YAPTIKLARI ORTAOYUNUNUN TERCÜMESİ BU
Karşımızdakiler umudu tükettiler, korku siyasetine sarıldı. Cumhuriyet Halk Partisi’nin siyaseti umut siyaseti. İyi şeyler söyleyemiyorlar, kötü şeyler söyleyerek, hakaret ederek, iftira ederek, hedef göstererek ve korkutarak yönetmeye çalışıyorlar. Esas meselenin kendisine geleyim, niye yapıyorlar bunu? ‘Köylüsün, çiftçisin, eskiden efendiydin, şimdi itilip kakılan bir haldesin, fakirsin, borçlusun, emeklisin, sürüyorsun, karnın aç, işçisin ama güvencesizsin, işsizsin, isyandasın, gençsin, umutsuzsun ama bir dinle. Darbe tehlikesi var, benim arkama geçmelisin’ diyorlar. Yaptıkları ortaoyununun tercümesi budur. Siz, yoksulluğu, açlığı, imkansızlıkları, güvencesizlikleri, işsizliği konuşmayın diye onlar bu ülkeye darbe korkusunu konuşturmak istiyorlar. 104 amiral bir imza attı, söylenenlerin hiçbir yerinde darbe yok. Darbe yapacak olsa Deniz Kuvvetleri Komutanı olduğunda yapar, yapmamış. ‘Mavi Vatan’ demişler, FETÖ 15 Temmuz’dan önce derdest etmiş, tutuklamış, 15 Temmuz gecesi sivil kıyafetle koşmuş Sahil Güvenlik Komutanlığı’nda FETÖ’cülerle çatışmışlar. Bunları içeride tutuyorlar, tek dertleri siz esas sorunları konuşmayın. Darbe paranoyasında olanlara şunu söyleyeyim: Bu millet darbeye geçit vermez ama sen darbe tehlikesinden bu kadar korkuyorsan, amiralin emeklisinden değil, sarıklısından kork.
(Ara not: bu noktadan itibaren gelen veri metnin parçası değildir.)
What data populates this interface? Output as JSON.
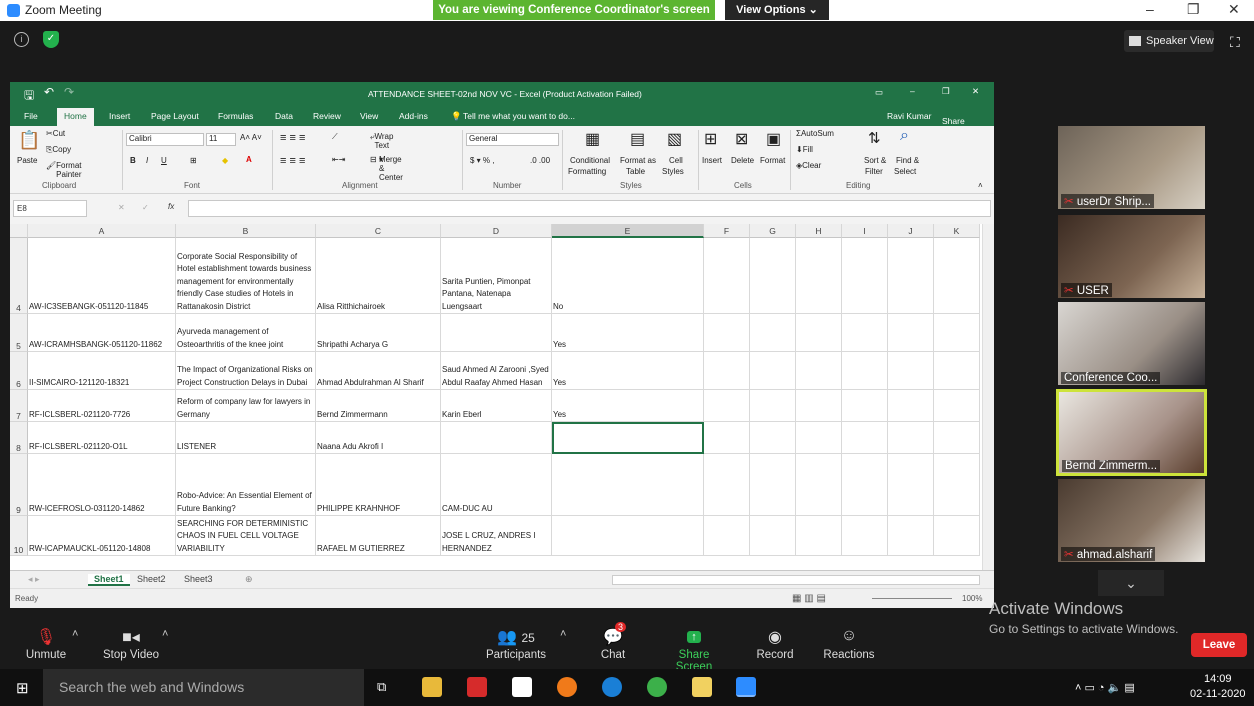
{
  "zoom": {
    "title": "Zoom Meeting",
    "viewing_banner": "You are viewing Conference Coordinator's screen",
    "view_options": "View Options",
    "speaker_view": "Speaker View",
    "participants_count": "25",
    "chat_badge": "3",
    "toolbar": {
      "unmute": "Unmute",
      "stop_video": "Stop Video",
      "participants": "Participants",
      "chat": "Chat",
      "share_screen": "Share Screen",
      "record": "Record",
      "reactions": "Reactions",
      "leave": "Leave"
    },
    "tiles": [
      "userDr Shrip...",
      "USER",
      "Conference Coo...",
      "Bernd Zimmerm...",
      "ahmad.alsharif"
    ],
    "activate_title": "Activate Windows",
    "activate_sub": "Go to Settings to activate Windows."
  },
  "excel": {
    "title": "ATTENDANCE SHEET-02nd NOV VC - Excel (Product Activation Failed)",
    "tabs": [
      "File",
      "Home",
      "Insert",
      "Page Layout",
      "Formulas",
      "Data",
      "Review",
      "View",
      "Add-ins"
    ],
    "tell_me": "Tell me what you want to do...",
    "user": "Ravi Kumar",
    "share": "Share",
    "ribbon": {
      "cut": "Cut",
      "copy": "Copy",
      "format_painter": "Format Painter",
      "paste": "Paste",
      "font": "Calibri",
      "size": "11",
      "wrap": "Wrap Text",
      "merge": "Merge & Center",
      "number_format": "General",
      "conditional": "Conditional",
      "formatting": "Formatting",
      "format_as": "Format as",
      "table": "Table",
      "cell": "Cell",
      "styles_btn": "Styles",
      "insert": "Insert",
      "delete": "Delete",
      "format": "Format",
      "autosum": "AutoSum",
      "fill": "Fill",
      "clear": "Clear",
      "sort": "Sort &",
      "filter": "Filter",
      "find": "Find &",
      "select": "Select",
      "groups": [
        "Clipboard",
        "Font",
        "Alignment",
        "Number",
        "Styles",
        "Cells",
        "Editing"
      ]
    },
    "name_box": "E8",
    "columns": [
      "A",
      "B",
      "C",
      "D",
      "E",
      "F",
      "G",
      "H",
      "I",
      "J",
      "K"
    ],
    "rows": [
      {
        "n": "4",
        "a": "AW-IC3SEBANGK-051120-11845",
        "b": "Corporate Social Responsibility of Hotel establishment towards business management for environmentally friendly Case studies of Hotels in Rattanakosin District",
        "c": "Alisa Ritthichairoek",
        "d": "Sarita Puntien, Pimonpat Pantana, Natenapa Luengsaart",
        "e": "No"
      },
      {
        "n": "5",
        "a": "AW-ICRAMHSBANGK-051120-11862",
        "b": "Ayurveda management of Osteoarthritis of the knee joint",
        "c": "Shripathi Acharya G",
        "d": "",
        "e": "Yes"
      },
      {
        "n": "6",
        "a": "II-SIMCAIRO-121120-18321",
        "b": "The Impact of Organizational Risks on Project Construction Delays in Dubai",
        "c": "Ahmad Abdulrahman Al Sharif",
        "d": "Saud Ahmed Al Zarooni ,Syed Abdul Raafay Ahmed Hasan",
        "e": "Yes"
      },
      {
        "n": "7",
        "a": "RF-ICLSBERL-021120-7726",
        "b": "Reform of company law for lawyers in Germany",
        "c": "Bernd Zimmermann",
        "d": "Karin Eberl",
        "e": "Yes"
      },
      {
        "n": "8",
        "a": "RF-ICLSBERL-021120-O1L",
        "b": "LISTENER",
        "c": "Naana Adu Akrofi I",
        "d": "",
        "e": ""
      },
      {
        "n": "9",
        "a": "RW-ICEFROSLO-031120-14862",
        "b": "Robo-Advice: An Essential Element of Future Banking?",
        "c": "PHILIPPE KRAHNHOF",
        "d": "CAM-DUC AU",
        "e": ""
      },
      {
        "n": "10",
        "a": "RW-ICAPMAUCKL-051120-14808",
        "b": "SEARCHING FOR DETERMINISTIC CHAOS IN FUEL CELL VOLTAGE VARIABILITY",
        "c": "RAFAEL M GUTIERREZ",
        "d": "JOSE L CRUZ, ANDRES I HERNANDEZ",
        "e": ""
      }
    ],
    "sheets": [
      "Sheet1",
      "Sheet2",
      "Sheet3"
    ],
    "status": "Ready",
    "zoom_level": "100%"
  },
  "taskbar": {
    "search": "Search the web and Windows",
    "time": "14:09",
    "date": "02-11-2020"
  }
}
BAMBAŞKA BİR TÜRKİYE MÜMKÜN
Bu ülkenin esas derdi salgın. Maskeye, mesafeye dikkat edin. Bu işin şakası yok. Türkiye’de dünyada en çok vaka ilan eden 4’üncü, Avrupa’da en çok vaka ilan eden 1’inci ülkeydi. Farkında değiliz ama her gün bir Soma faciası yaşıyoruz, günde 3 Ankara Garı Katliamı yaşıyoruz. Bunlardan kurtulmanın yolu kurallara uymak ama bir sorunumuz var, kuralı koyan, kurala uymuyor. Sağlık Bakanı, Bilim Kurulu ile Şahsı Bilir Kurulu arasına sıkışmış. Biz geçen sene açık alanda seyircisiz kurultay yaptık onlar geçen ay lebalep büyük kongre yaptılar. Barolara seçim yaptırmadılar, derneklere seçim yasak, apartman toplantısı yapmak yasak ama siyasi partiler kongre yapabilir. Önce Karadeniz kıpkırmızı oldu, sonra Ankara’da büyük kongreler yaptı. Türkiye’den vakaları topladılar, bütün ülkeyi hasta ettiler. Ne olurdu sadece açık alanda yapsaydın, ne olurdu sadece delegelerle yapsaydın? Ne olurdu yapmasaydın? Zaten tek aday oluyorsun, seçiyorlar, geçiyorsun, tek adamsın. İki sebebi var. Birincisi; Millet ittifakı çıkıyor, Cumhur İttifakı düşüyor. AK Parti 31, 32, MHP 6, 7. Hepi topu bu. İkincisi; üye sayısı düşüyor. Yargıtay Cumhuriyet Başsavcılığı 1 Nisan günü sitesine koydu, Ocak ayına kıyasla üye sayısı düşmüş. Anketteki düşüşü, üyedeki eriyişi gizlemek için, ‘AK Parti hala güçlü’ demeye çalışıyor. Başka bir alternatif, başka bir Türkiye, temiz bir yönetim biçimi ve yeni, doğru, iyi politikalarla yüzü gülen çiftçiler, yüzü gülen işçiler, işsizlikten kurtulmuş gençler mümkün. Bambaşka bir Türkiye mümkün. Biz varız, Cumhuriyet Halk Partisi var.”